Are you ready to be separated? It would be hard to send him away when you are used to living with him. But you can visit him anytime at the nursing home whenever you have a free time.
Is the nursing home you know can provide his needs? The senior’s medical needs must be provided and a 24-hour supervision is must. The center must also have programs and conducts activities that will keep the elderly active and healthy.
At the House Rehabilitation & Nursing Center in Simsbury, 17 of the nursing home’s 73 beds sat vacant last spring, a 23% opening rate that would have been unlikely five years ago. The home’s occupancy has decreased despite its above-average medical care quality ratings in the government national rating system. “There are a lot of aspects, a lot of projects out there now to keep people out of nursing homes,” said Keith Brown, the home’s manager. “And with the increase in home care, we’re seeing a weaker citizen population. So we have fewer citizens with greater skill.” The Simsbury home is not unique: Nearly one-third of Connecticut’s nursing homes are less than 90 % filled.

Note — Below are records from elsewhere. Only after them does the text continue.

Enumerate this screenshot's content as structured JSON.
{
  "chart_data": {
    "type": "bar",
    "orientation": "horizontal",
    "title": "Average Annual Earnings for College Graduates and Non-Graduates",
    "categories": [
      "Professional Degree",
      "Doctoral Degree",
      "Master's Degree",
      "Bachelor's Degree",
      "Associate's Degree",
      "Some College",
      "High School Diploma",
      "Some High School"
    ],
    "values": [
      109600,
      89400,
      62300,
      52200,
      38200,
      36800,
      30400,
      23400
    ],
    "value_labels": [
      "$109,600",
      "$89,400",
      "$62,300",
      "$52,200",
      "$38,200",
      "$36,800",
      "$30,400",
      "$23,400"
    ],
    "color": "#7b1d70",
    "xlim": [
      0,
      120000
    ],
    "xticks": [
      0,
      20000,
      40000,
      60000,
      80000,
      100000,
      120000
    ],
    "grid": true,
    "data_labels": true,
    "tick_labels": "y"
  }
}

Of the 68 homes with higher-than-average opening prices, 20 were only 60-80% filled, leaving hundreds of beds unused. State-wide, even though 15 nursing homes have closed since 2008, at least 2,450 beds were vacant as of May. The state information show that occupancy prices decreased in all but two areas since 2004, falling from 96% to 88% in Tolland; 95 to 88% in Litchfield; 95 to 91% in New Haven; 93 to 90% in Hartford; 95 to 92% in Middlesex; and 97 to 93% in Windham. The exclusions were Fairfield County, where the occupancy rate stayed at about 92% and New London, where it increased from 88% to 92%.

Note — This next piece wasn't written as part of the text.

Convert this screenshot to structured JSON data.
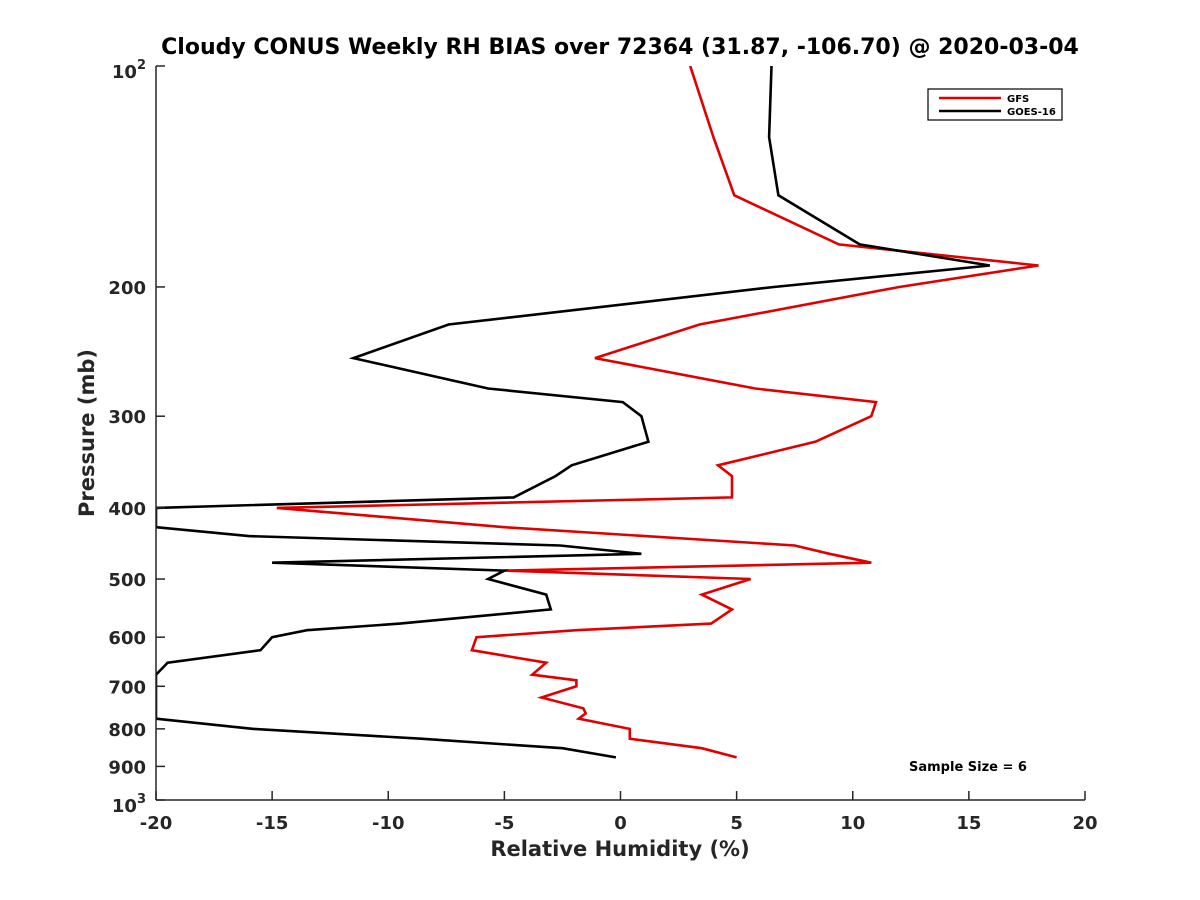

Overall, Connecticut’s nursing home occupancy rate has tumbled in the past years, from 93.3% in 2003, the third maximum in the nation, to 89.8%, the Tenth maximum, according to March government information. The latest state Department of Social Services nursing home demographics put the statewide occupancy amount at just above 90%. Only 11 of the 230 certified nursing homes in the state were full to capacity as of last spring. Nursing home directors say the opening rate has been motivated by a number of aspects, including state projects to keep more seniors and impaired citizens in home and community configurations, as well as the ballooning assisted-living industry, generally controlled in Connecticut.